Questionably Decentralized

The Commodity Futures Trading Commission (CFTC) filed a complaint today against cryptocurrency futures trading exchange Digitex and its founder Adam Todd.

The U.S. regulator claims Digitex failed to register for the necessary license to run its operations or comply with Bank Secrecy Act requirements. Todd is also accused of manipulating the price action of Digitex’s native token, DGTX. 

Launched in 2018, Digitex marketed itself as a decentralized platform for trading cryptocurrencies, commodities, and other kinds of assets. One of its promised value propositions was its zero-fee model; costs were supposed to be covered by minting the DGTX token and forcing trades through it. The practice was believed to decentralize the exchange by essentially spreading its liquidity among token holders instead of keeping it on the exchange’s main servers. Though it reached an all-time high of $0.16 in October 2018, the DGTX token has since flatlined and is now trading for about $0.000018.

However, Digitex’s architecture is much more centralized than more recent on-chain derivatives exchanges such as dYdX or GMX. Digitex provides escrow services for its futures contracts and does not use automated market-making (AMM) technologies or liquidity pools. In fact, at the time of writing, the exchange’s website is currently inaccessible. While this could theoretically be a “front-end” issue, it seems possible the exchange was simply brought down on the back-end—which would be impossible if it were permissionless, open-source code on the blockchain.

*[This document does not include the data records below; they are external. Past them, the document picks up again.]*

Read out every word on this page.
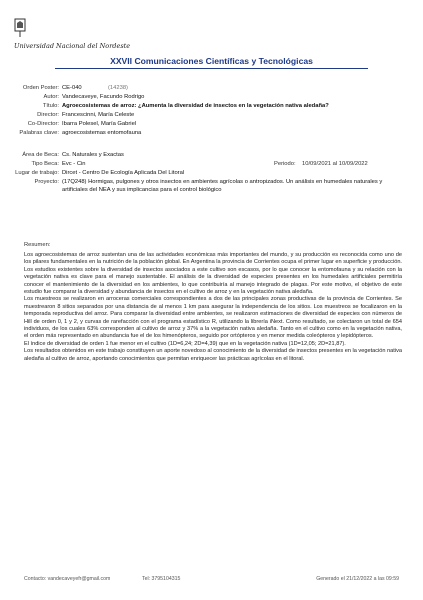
Universidad Nacional del Nordeste
XXVII Comunicaciones Científicas y Tecnológicas
Orden Poster: CE-040	(14238)
Autor: Vandecaveye, Facundo Rodrigo
Título: Agroecosistemas de arroz: ¿Aumenta la diversidad de insectos en la vegetación nativa aledaña?
Director: Francescinni, María Celeste
Co-Director: Ibarra Polesel, María Gabriel
Palabras clave: agroecosistemas entomofauna
Área de Beca: Cs. Naturales y Exactas
Tipo Beca: Evc - Cin	Periodo: 10/09/2021 al 10/09/2022
Lugar de trabajo: Dircet - Centro De Ecología Aplicada Del Litoral
Proyecto: (17Q248) Hormigas, pulgones y otros insectos en ambientes agrícolas o antropizados. Un análisis en humedales naturales y artificiales del NEA y sus implicancias para el control biológico
Resumen:

Los agroecosistemas de arroz sustentan una de las actividades económicas más importantes del mundo, y su producción es reconocida como uno de los pilares fundamentales en la nutrición de la población global. En Argentina la provincia de Corrientes ocupa el primer lugar en superficie y producción. Los estudios existentes sobre la diversidad de insectos asociados a este cultivo son escasos, por lo que conocer la entomofauna y su relación con la vegetación nativa es clave para el manejo sustentable. El análisis de la diversidad de especies presentes en los humedales artificiales permitiría conocer el mantenimiento de la diversidad en los ambientes, lo que contribuiría al manejo integrado de plagas. Por este motivo, el objetivo de este estudio fue comparar la diversidad y abundancia de insectos en el cultivo de arroz y en la vegetación nativa aledaña.

Los muestreos se realizaron en arroceras comerciales correspondientes a dos de las principales zonas productivas de la provincia de Corrientes. Se muestrearon 8 sitios separados por una distancia de al menos 1 km para asegurar la independencia de los sitios. Los muestreos se focalizaron en la temporada reproductiva del arroz. Para comparar la diversidad entre ambientes, se realizaron estimaciones de diversidad de especies con números de Hill de orden 0, 1 y 2, y curvas de rarefacción con el programa estadístico R, utilizando la librería iNext. Como resultado, se colectaron un total de 654 individuos, de los cuales 63% corresponden al cultivo de arroz y 37% a la vegetación nativa aledaña. Tanto en el cultivo como en la vegetación nativa, el orden más representado en abundancia fue el de los himenópteros, seguido por ortópteros y en menor medida coleópteros y lepidópteros.

El índice de diversidad de orden 1 fue menor en el cultivo (1D=6,24; 2D=4,39) que en la vegetación nativa (1D=12,05; 2D=21,87).

Los resultados obtenidos en este trabajo constituyen un aporte novedoso al conocimiento de la diversidad de insectos presentes en la vegetación nativa aledaña al cultivo de arroz, aportando conocimientos que permitan enriquecer las prácticas agrícolas en el litoral.

Contacto: vandecaveyefr@gmail.com	Tel: 3795104315	Generado el 21/12/2022 a las 09:59
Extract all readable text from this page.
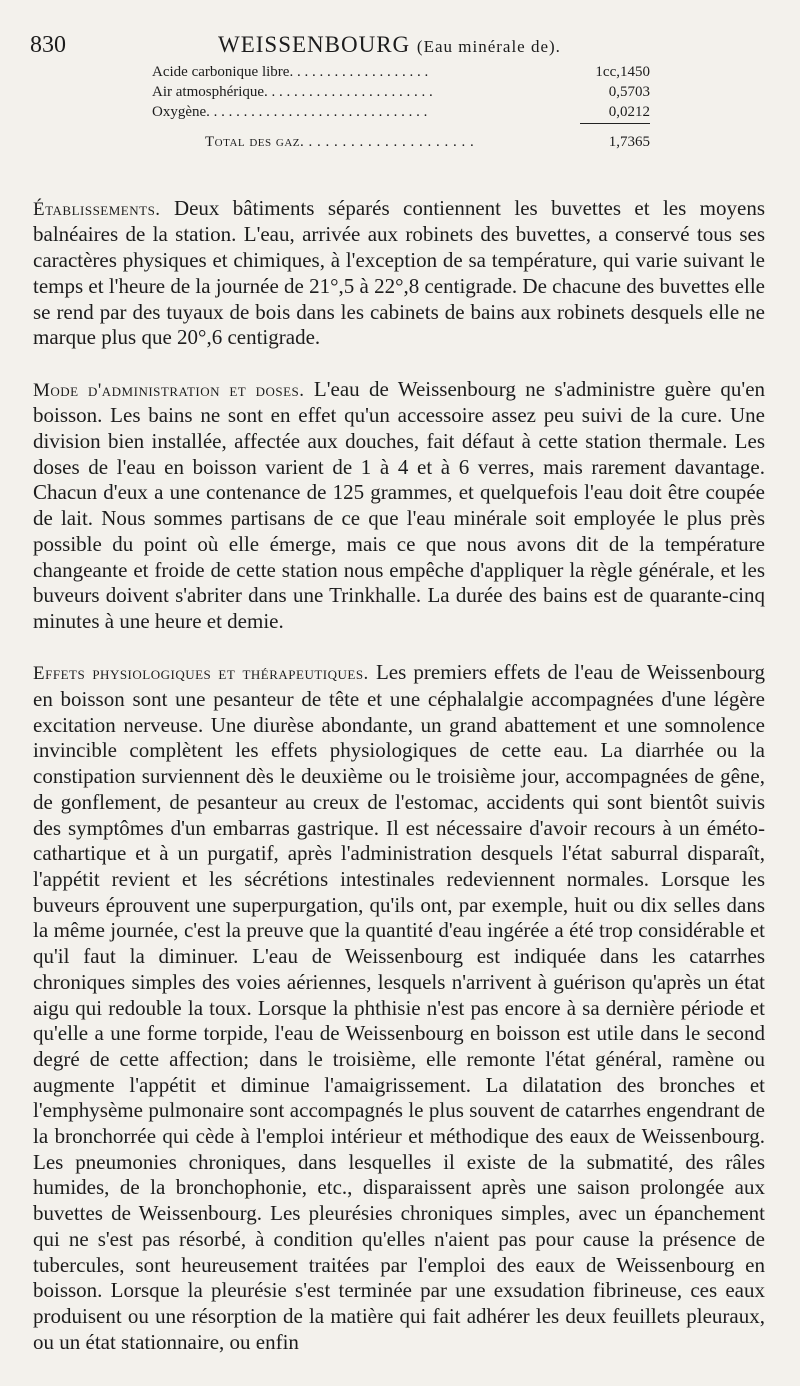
830	WEISSENBOURG (Eau minérale de).
Acide carbonique libre. . . . . . . . . . . . . . . . . . .	1cc,1450
Air atmosphérique. . . . . . . . . . . . . . . . . . . . . . .	0,5703
Oxygène. . . . . . . . . . . . . . . . . . . . . . . . . . . . . .	0,0212
Total des gaz. . . . . . . . . . . . . . . . . . . . .	1,7365

Établissements. Deux bâtiments séparés contiennent les buvettes et les moyens balnéaires de la station. L'eau, arrivée aux robinets des buvettes, a conservé tous ses caractères physiques et chimiques, à l'exception de sa température, qui varie suivant le temps et l'heure de la journée de 21°,5 à 22°,8 centigrade. De chacune des buvettes elle se rend par des tuyaux de bois dans les cabinets de bains aux robinets desquels elle ne marque plus que 20°,6 centigrade.

Mode d'administration et doses. L'eau de Weissenbourg ne s'administre guère qu'en boisson. Les bains ne sont en effet qu'un accessoire assez peu suivi de la cure. Une division bien installée, affectée aux douches, fait défaut à cette station thermale. Les doses de l'eau en boisson varient de 1 à 4 et à 6 verres, mais rarement davantage. Chacun d'eux a une contenance de 125 grammes, et quelquefois l'eau doit être coupée de lait. Nous sommes partisans de ce que l'eau minérale soit employée le plus près possible du point où elle émerge, mais ce que nous avons dit de la température changeante et froide de cette station nous empêche d'appliquer la règle générale, et les buveurs doivent s'abriter dans une Trinkhalle. La durée des bains est de quarante-cinq minutes à une heure et demie.

Effets physiologiques et thérapeutiques. Les premiers effets de l'eau de Weissenbourg en boisson sont une pesanteur de tête et une céphalalgie accompagnées d'une légère excitation nerveuse. Une diurèse abondante, un grand abattement et une somnolence invincible complètent les effets physiologiques de cette eau. La diarrhée ou la constipation surviennent dès le deuxième ou le troisième jour, accompagnées de gêne, de gonflement, de pesanteur au creux de l'estomac, accidents qui sont bientôt suivis des symptômes d'un embarras gastrique. Il est nécessaire d'avoir recours à un éméto-cathartique et à un purgatif, après l'administration desquels l'état saburral disparaît, l'appétit revient et les sécrétions intestinales redeviennent normales. Lorsque les buveurs éprouvent une superpurgation, qu'ils ont, par exemple, huit ou dix selles dans la même journée, c'est la preuve que la quantité d'eau ingérée a été trop considérable et qu'il faut la diminuer. L'eau de Weissenbourg est indiquée dans les catarrhes chroniques simples des voies aériennes, lesquels n'arrivent à guérison qu'après un état aigu qui redouble la toux. Lorsque la phthisie n'est pas encore à sa dernière période et qu'elle a une forme torpide, l'eau de Weissenbourg en boisson est utile dans le second degré de cette affection; dans le troisième, elle remonte l'état général, ramène ou augmente l'appétit et diminue l'amaigrissement. La dilatation des bronches et l'emphysème pulmonaire sont accompagnés le plus souvent de catarrhes engendrant de la bronchorrée qui cède à l'emploi intérieur et méthodique des eaux de Weissenbourg. Les pneumonies chroniques, dans lesquelles il existe de la submatité, des râles humides, de la bronchophonie, etc., disparaissent après une saison prolongée aux buvettes de Weissenbourg. Les pleurésies chroniques simples, avec un épanchement qui ne s'est pas résorbé, à condition qu'elles n'aient pas pour cause la présence de tubercules, sont heureusement traitées par l'emploi des eaux de Weissenbourg en boisson. Lorsque la pleurésie s'est terminée par une exsudation fibrineuse, ces eaux produisent ou une résorption de la matière qui fait adhérer les deux feuillets pleuraux, ou un état stationnaire, ou enfin
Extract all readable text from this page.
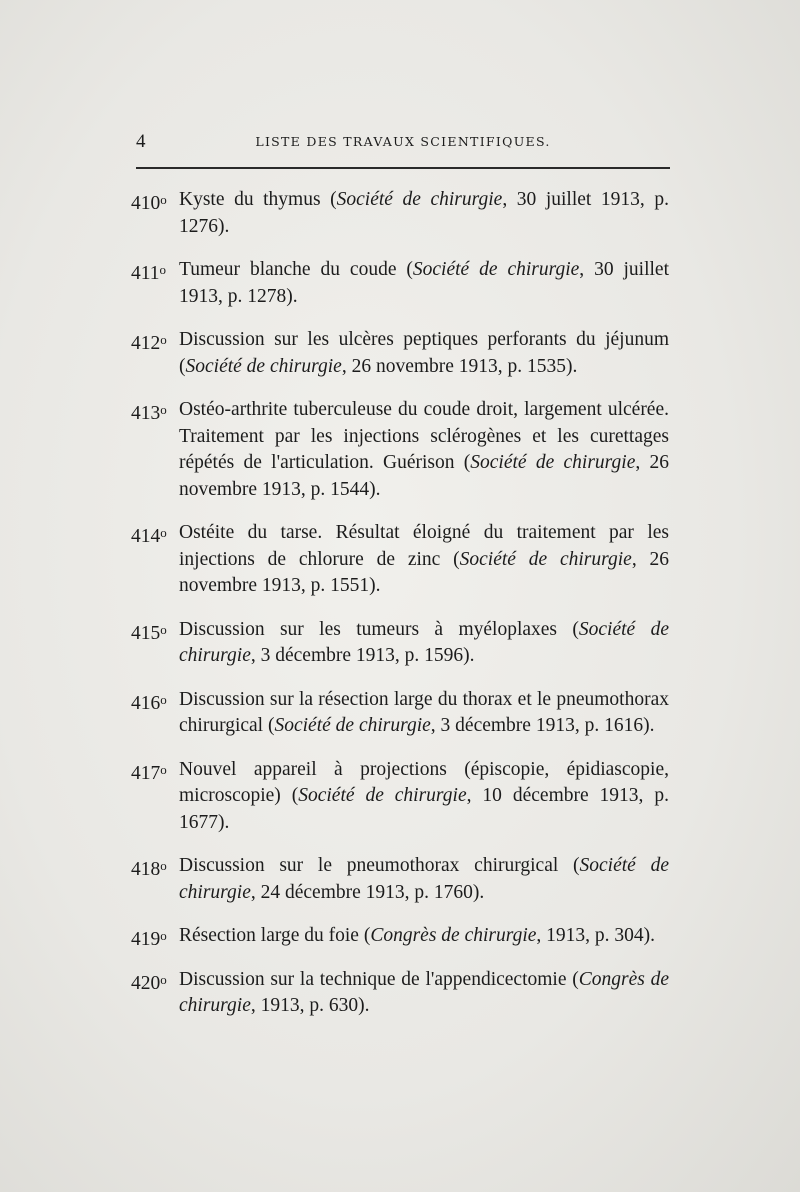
4	LISTE DES TRAVAUX SCIENTIFIQUES.
410$^o$ Kyste du thymus (Société de chirurgie, 30 juillet 1913, p. 1276).
411$^o$ Tumeur blanche du coude (Société de chirurgie, 30 juillet 1913, p. 1278).
412$^o$ Discussion sur les ulcères peptiques perforants du jéjunum (Société de chirurgie, 26 novembre 1913, p. 1535).
413$^o$ Ostéo-arthrite tuberculeuse du coude droit, largement ulcérée. Traitement par les injections sclérogènes et les curettages répétés de l'articulation. Guérison (Société de chirurgie, 26 novembre 1913, p. 1544).
414$^o$ Ostéite du tarse. Résultat éloigné du traitement par les injections de chlorure de zinc (Société de chirurgie, 26 novembre 1913, p. 1551).
415$^o$ Discussion sur les tumeurs à myéloplaxes (Société de chirurgie, 3 décembre 1913, p. 1596).
416$^o$ Discussion sur la résection large du thorax et le pneumothorax chirurgical (Société de chirurgie, 3 décembre 1913, p. 1616).
417$^o$ Nouvel appareil à projections (épiscopie, épidiascopie, microscopie) (Société de chirurgie, 10 décembre 1913, p. 1677).
418$^o$ Discussion sur le pneumothorax chirurgical (Société de chirurgie, 24 décembre 1913, p. 1760).
419$^o$ Résection large du foie (Congrès de chirurgie, 1913, p. 304).
420$^o$ Discussion sur la technique de l'appendicectomie (Congrès de chirurgie, 1913, p. 630).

Today’s complaint comes only a week after the CFTC filed a lawsuit against Ooki DAO, also for allegedly running an illegal derivatives trading exchange. The two cases differ because the Ooki protocol is a true smart contract platform and is thus decentralized. However, the CFTC made the unprecedented decision to hold stakers of BZRX tokens (Ooki’s native coin) liable along with the protocol’s founders. It also issued subpoenas to all DAO members by submitting the documents through the protocol’s online help chat box.

Compared to the Securities and Exchange Commission (SEC), the CFTC has historically been viewed as less hostile to the crypto industry. However, the agency’s lawsuit against Ooki DAO raised deep concerns in the space. Blockchain Association lawyer Jake Chervinsky stated that the move “may be the most egregious example of regulation by enforcement in the history of crypto.” And while the CFTC complaint against Digitex shouldn’t be seen in the same light (since the exchange cannot claim the same level of decentralization), it may be a sign of further enforcement actions. 

Disclaimer: At the time of writing, the author of this piece owned BTC, ETH, and several other cryptocurrencies.